How and when did the smallpox vaccine reach India?

  • The smallpox vaccine, discovered by Edward Jenner in 1796, was the first successful vaccine to be developed.
  • On June 14, 1802, Anna Dusthall, an Anglo-Indian toddler, was the first person in India to be successfully vaccinated against the virus that relied on the cowpox virus, “a mild cousin of smallpox” to trigger immunity.
  • The “vaccine vesicle” that came on the arm of the receiver was a source of lymphatic fluid or pus that would act as a vaccine, leading to an arm-to-arm immunisation chain.
  • The vaccine subsequently travelled to different parts of India, including Hyderabad, Cochin, Madras and Mysore.

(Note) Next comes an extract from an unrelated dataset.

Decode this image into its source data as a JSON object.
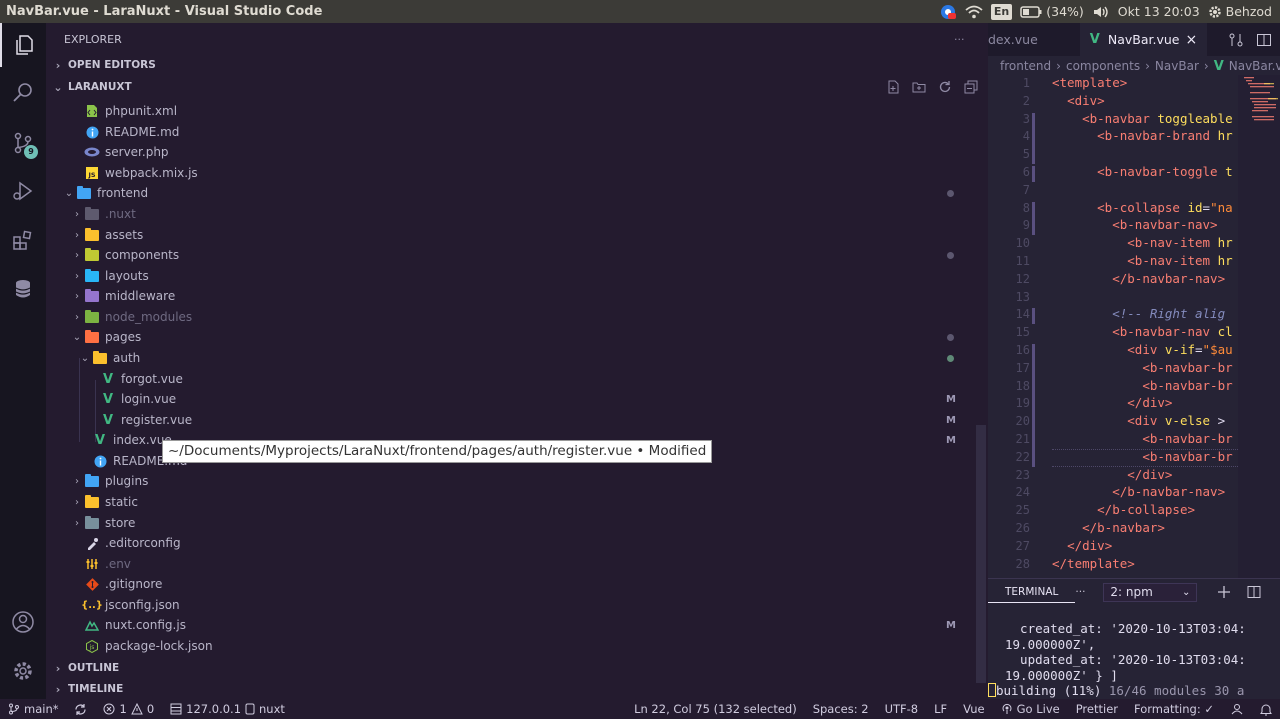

How was the drive carried out?

  • While the lymph was at times reportedly dried and sealed between glass plates to be transported, it often did not survive long journeys, due to which the British had to primarily rely on a human chain.
  • There was also opposition from the domestic population on the introduction of the cowpox virus and also because some believed the goddess of smallpox would be angered by the vaccination.
  • With Tipu Sultan defeated in Mysore, and the reinstatement of the Wadiyars, the East India Company was trying to strengthen its position in South India.
  • It protected the ex-pat population from an epidemic, making vaccination essential.
  • Queen Lakshmi Ammanni, who had lost her husband to smallpox, supported their cause and wanted to vaccine her population against the deadly virus.
  • The painting was supposed to encourage participation in the vaccination drive.